Insieme al fotografo attraversiamo il quartiere per andare dove, sicuramente, potremo avvicinare qualche giovane. Tra viale Cambonino e via Panfilo Nuvolone, c’è un luogo conosciuto da tutti i ragazzi della zona; sullo stradario troverete piazza Francesco Riccardo Monti ma, chi vive in zona, lo chiama semplicemente “campetto rosso”.
Circondata da alberi rigogliosi, decorata lungo il perimetro da scritte e graffiti, ecco davanti a noi aprirsi una spianata in cemento di colore rossastro. Tutti i giorni le malconce portine in metallo vedono sfidarsi a calcetto, senza differenza di genere, provenienza o età, squadre tanto improvvisate quanto agguerrite.
Avvistiamo, oltre la zona delle panchine, occupate dalle signore anziane e da alcune donne velate che chiacchierano tenendo d’occhio i figli piccoli, N. e G.
Hanno 17 e 18 anni, non vogliono che nell’articolo compaiano i loro nomi, men che meno le iniziali: «Sei matto? – mi apostrofa N. – sono l’unica in quartiere con il nome che inizia per quella lettera, capirebbero subito chi sono!». Non accettano nemmeno di essere fotografate: «Ma mi vedi? Sono praticamente in pigiama», chiosa G. «Poi non mi sono nemmeno pettinata», protesta N.
Inutile constatare quanto, “in pigiama e spettinate”, siano comunque bellissime. Ma questo è solo il nostro parere; sono inflessibili: niente foto. In compenso veniamo coinvolti in una piacevole chiacchierata che terminerà solo al calar del sole.
Allora, ragazze? Esiste un “Noi del Cambo”? «Ti spiego – attacca con la sua travolgente energia G. – esiste una classifica dei quartieri di Cremona; il primo posto da chi è occupato?». «Dal Cambonino, è palese!»” la incalza l’amica. Per curiosità, come prosegue la hit parade? «Al secondo posto c’è lo Zaist… gli altri non classificati», conclude ridendo G.
Proviamo a indagare il motivo di questo primato indiscusso. «Certamente è soggettivo – riprende G. – ma non è solo perché ci viviamo, è per i legami e le relazioni che ci sono tra noi ragazzi che siamo cresciuti insieme; è una vera e propria fratellanza». «E poi noi abbiamo lo stile street!» conclude N.
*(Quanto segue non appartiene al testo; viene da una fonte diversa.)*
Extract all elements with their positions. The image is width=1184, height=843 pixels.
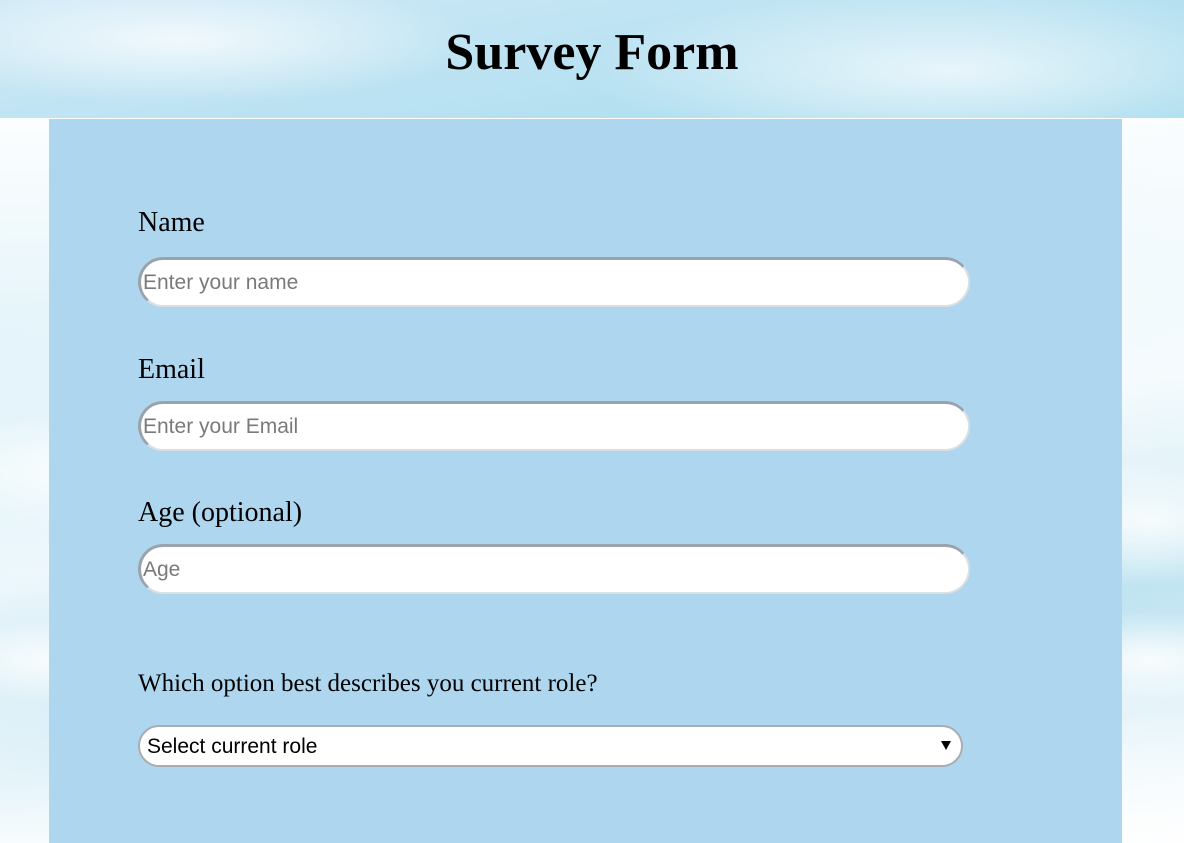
name-input[interactable] [138, 257, 970, 307]
email-input[interactable] [138, 401, 970, 451]
email-label: Email [138, 354, 205, 385]
chevron-down-icon [941, 741, 951, 750]
age-input[interactable] [138, 544, 970, 594]
name-label: Name [138, 207, 205, 238]
role-dropdown[interactable]: Select current role [138, 725, 963, 767]
survey-form: Name Email Age (optional) Which option b… [49, 119, 1122, 843]
role-dropdown-value: Select current role [147, 735, 318, 758]
role-question-label: Which option best describes you current … [138, 670, 598, 697]
page-title: Survey Form [445, 24, 739, 81]
age-label: Age (optional) [138, 497, 303, 528]
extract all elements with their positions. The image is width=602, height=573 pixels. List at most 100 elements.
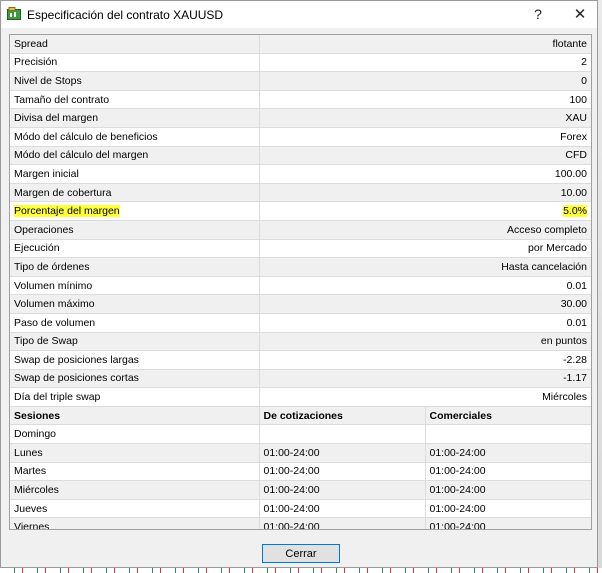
spec-label: Precisión [14, 56, 58, 69]
spec-label-cell: Volumen máximo [10, 294, 260, 314]
spec-label-cell: Margen de cobertura [10, 183, 260, 203]
spec-value: 0.01 [566, 316, 587, 329]
spec-value: flotante [552, 37, 587, 50]
spec-value-cell: XAU [259, 108, 591, 128]
session-day: Lunes [10, 443, 260, 463]
session-row[interactable]: Viernes 01:00-24:00 01:00-24:00 [10, 517, 591, 529]
spec-label-cell: Día del triple swap [10, 387, 260, 407]
spec-row[interactable]: Porcentaje del margen 5.0% [10, 201, 591, 221]
spec-label-cell: Porcentaje del margen [10, 201, 260, 221]
spec-value-cell: 0.01 [259, 276, 591, 296]
spec-value-cell: Miércoles [259, 387, 591, 407]
spec-label-cell: Tipo de órdenes [10, 257, 260, 277]
session-row[interactable]: Domingo [10, 424, 591, 445]
spec-value: 2 [581, 56, 587, 69]
spec-row[interactable]: Spread flotante [10, 35, 591, 54]
spec-label: Operaciones [14, 223, 74, 236]
sessions-header-cell: Comerciales [425, 406, 591, 426]
spec-row[interactable]: Swap de posiciones largas -2.28 [10, 350, 591, 370]
session-day: Domingo [10, 424, 260, 445]
spec-label-cell: Módo del cálculo del margen [10, 146, 260, 166]
spec-value-cell: 100 [259, 90, 591, 110]
spec-label-cell: Nivel de Stops [10, 71, 260, 91]
spec-value: Miércoles [542, 391, 587, 404]
session-quote-hours: 01:00-24:00 [259, 499, 426, 519]
spec-value: 10.00 [560, 186, 587, 199]
spec-label: Volumen mínimo [14, 279, 93, 292]
spec-label-cell: Volumen mínimo [10, 276, 260, 296]
spec-label: Divisa del margen [14, 112, 99, 125]
session-day: Viernes [10, 517, 260, 529]
spec-row[interactable]: Día del triple swap Miércoles [10, 387, 591, 407]
close-button[interactable]: Cerrar [262, 544, 340, 563]
spec-label: Volumen máximo [14, 298, 95, 311]
spec-row[interactable]: Tipo de órdenes Hasta cancelación [10, 257, 591, 277]
spec-label-cell: Operaciones [10, 220, 260, 240]
close-window-button[interactable]: ✕ [563, 1, 597, 28]
spec-label: Nivel de Stops [14, 74, 82, 87]
spec-label: Swap de posiciones largas [14, 353, 139, 366]
spec-label-cell: Spread [10, 35, 260, 54]
spec-label-cell: Margen inicial [10, 164, 260, 184]
spec-row[interactable]: Operaciones Acceso completo [10, 220, 591, 240]
spec-label-cell: Swap de posiciones largas [10, 350, 260, 370]
spec-row[interactable]: Divisa del margen XAU [10, 108, 591, 128]
spec-row[interactable]: Swap de posiciones cortas -1.17 [10, 369, 591, 389]
help-button[interactable]: ? [521, 1, 555, 28]
spec-row[interactable]: Volumen máximo 30.00 [10, 294, 591, 314]
spec-row[interactable]: Margen inicial 100.00 [10, 164, 591, 184]
spec-value: 100.00 [554, 167, 587, 180]
spec-row[interactable]: Tamaño del contrato 100 [10, 90, 591, 110]
spec-row[interactable]: Margen de cobertura 10.00 [10, 183, 591, 203]
spec-label: Porcentaje del margen [14, 205, 120, 218]
session-trade-hours: 01:00-24:00 [425, 480, 591, 500]
spec-table-container[interactable]: Spread flotante Precisión 2 Nivel de Stops 0 T… [9, 34, 592, 530]
spec-label-cell: Ejecución [10, 239, 260, 259]
session-trade-hours: 01:00-24:00 [425, 443, 591, 463]
spec-value-cell: 0 [259, 71, 591, 91]
spec-value-cell: Forex [259, 127, 591, 147]
spec-row[interactable]: Nivel de Stops 0 [10, 71, 591, 91]
session-row[interactable]: Lunes 01:00-24:00 01:00-24:00 [10, 443, 591, 463]
session-row[interactable]: Martes 01:00-24:00 01:00-24:00 [10, 462, 591, 482]
spec-row[interactable]: Tipo de Swap en puntos [10, 332, 591, 352]
spec-value: Forex [560, 130, 587, 143]
session-row[interactable]: Jueves 01:00-24:00 01:00-24:00 [10, 499, 591, 519]
spec-value: 100 [569, 93, 587, 106]
spec-value-cell: 10.00 [259, 183, 591, 203]
spec-row[interactable]: Módo del cálculo de beneficios Forex [10, 127, 591, 147]
spec-value-cell: Hasta cancelación [259, 257, 591, 277]
spec-value-cell: 0.01 [259, 313, 591, 333]
spec-label-cell: Divisa del margen [10, 108, 260, 128]
spec-row[interactable]: Precisión 2 [10, 53, 591, 73]
help-icon: ? [534, 6, 542, 22]
window-title: Especificación del contrato XAUUSD [27, 8, 224, 22]
spec-label: Ejecución [14, 242, 60, 255]
spec-value-cell: 5.0% [259, 201, 591, 221]
spec-row[interactable]: Paso de volumen 0.01 [10, 313, 591, 333]
spec-table: Spread flotante Precisión 2 Nivel de Stops 0 T… [10, 35, 591, 407]
spec-label: Tamaño del contrato [14, 93, 110, 106]
session-trade-hours: 01:00-24:00 [425, 517, 591, 529]
spec-label-cell: Paso de volumen [10, 313, 260, 333]
terminal-app-icon [7, 7, 21, 20]
session-row[interactable]: Miércoles 01:00-24:00 01:00-24:00 [10, 480, 591, 500]
spec-label: Módo del cálculo del margen [14, 149, 149, 162]
title-bar[interactable]: Especificación del contrato XAUUSD ? ✕ [1, 1, 597, 28]
spec-value-cell: -2.28 [259, 350, 591, 370]
spec-value: en puntos [540, 335, 587, 348]
spec-value: Hasta cancelación [501, 260, 587, 273]
spec-label: Día del triple swap [14, 391, 101, 404]
session-day: Miércoles [10, 480, 260, 500]
spec-row[interactable]: Ejecución por Mercado [10, 239, 591, 259]
spec-row[interactable]: Volumen mínimo 0.01 [10, 276, 591, 296]
spec-value: 30.00 [560, 298, 587, 311]
session-trade-hours: 01:00-24:00 [425, 462, 591, 482]
spec-row[interactable]: Módo del cálculo del margen CFD [10, 146, 591, 166]
background-app-edge [598, 0, 602, 573]
session-trade-hours: 01:00-24:00 [425, 499, 591, 519]
spec-value-cell: por Mercado [259, 239, 591, 259]
close-icon: ✕ [573, 6, 587, 23]
session-trade-hours [425, 424, 591, 445]
contract-spec-dialog: Especificación del contrato XAUUSD ? ✕ S… [0, 0, 598, 568]
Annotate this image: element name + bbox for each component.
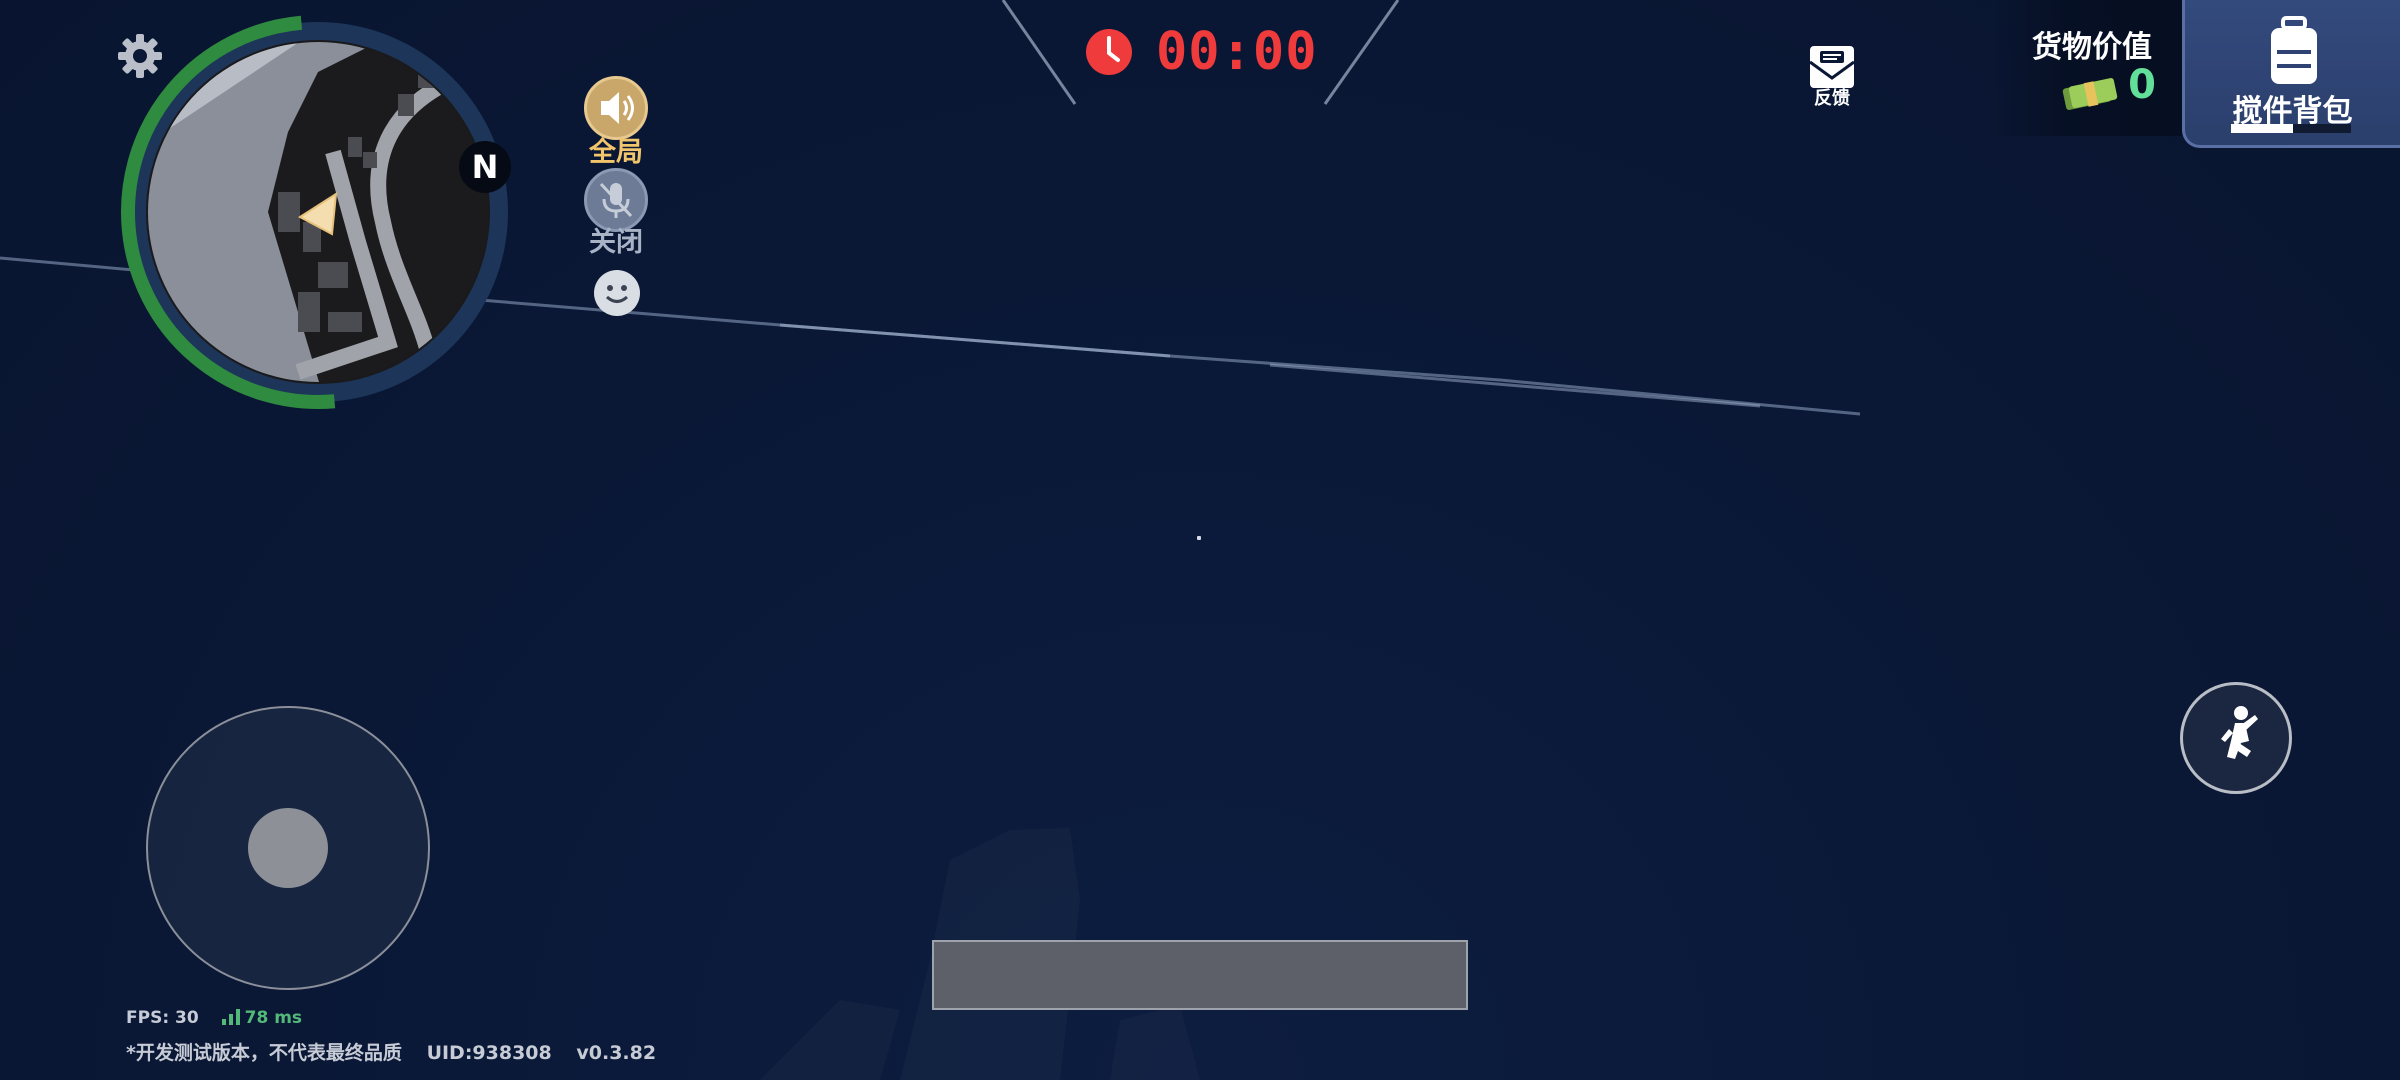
- fps-readout: FPS: 30: [126, 1008, 199, 1028]
- smiley-icon: [605, 285, 629, 303]
- match-timer: 00:00: [1084, 22, 1318, 82]
- build-notice: *开发测试版本，不代表最终品质: [126, 1042, 402, 1064]
- ping-readout-wrap: 78 ms: [221, 1008, 302, 1028]
- feedback-label: 反馈: [1814, 88, 1850, 109]
- chat-input[interactable]: [932, 940, 1468, 1010]
- backpack-icon: [2271, 16, 2317, 84]
- feedback-button[interactable]: 反馈: [1794, 38, 1870, 114]
- minimap[interactable]: [118, 12, 518, 412]
- ping-readout: 78 ms: [244, 1008, 303, 1028]
- speaker-icon: [601, 92, 634, 124]
- backpack-capacity-bar: [2231, 124, 2351, 133]
- emote-button[interactable]: [594, 270, 640, 316]
- jump-icon: [2221, 706, 2258, 759]
- mic-toggle-label: 关闭: [589, 227, 643, 258]
- global-voice-label: 全局: [589, 137, 643, 168]
- user-id: UID:938308: [426, 1042, 552, 1064]
- backpack-button[interactable]: 搅件背包: [2182, 0, 2400, 148]
- crosshair: [1197, 536, 1201, 540]
- minimap-north-label: N: [459, 141, 511, 193]
- jump-button[interactable]: [2180, 682, 2292, 794]
- version-label: v0.3.82: [576, 1042, 657, 1064]
- performance-stats: FPS: 30 78 ms: [126, 1008, 302, 1028]
- game-viewport[interactable]: N 全局 关闭 00:00 反馈 货物价值 0 搅件背包 FPS: 30 78 …: [0, 0, 2400, 1080]
- minimap-map: [121, 15, 508, 409]
- backpack-capacity-fill: [2231, 124, 2294, 133]
- build-info: *开发测试版本，不代表最终品质 UID:938308 v0.3.82: [126, 1038, 674, 1065]
- cargo-value-panel: 货物价值 0: [1990, 0, 2182, 136]
- joystick-knob[interactable]: [248, 808, 328, 888]
- timer-value: 00:00: [1156, 22, 1318, 82]
- cargo-value: 0: [2128, 62, 2156, 108]
- cash-icon: [2062, 78, 2118, 110]
- cargo-value-label: 货物价值: [2032, 30, 2152, 65]
- clock-icon: [1086, 29, 1132, 75]
- signal-icon: [221, 1009, 240, 1025]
Poco lontano il fotografo chiacchiera con alcune signore anziane che, a mezza voce, dichiarano: «Se stia mèi cui teròon che cui singheen». G. ribatte sicura che «Gli zingari non danno problemi, stanno tra loro, con quelli del mio palazzo vado d’accordo».
Ma allora il razzismo è solo una leggenda? «Diciamo di sì, ma quando si arrabbiano con noi ci gridano “torna nel tuo paese”; al che io tiro fuori la carta d’identità italiana e chiedo: dove dovrei tornare?». Qui. Al Cambo. Dove culture e storie diverse, faticosamente, si incontrano e crescono insieme, alimentando con la propria linfa radici simili a quelle dei grandi alberi che, placidi, sovrastano il campetto rosso e la sua variopinta popolazione.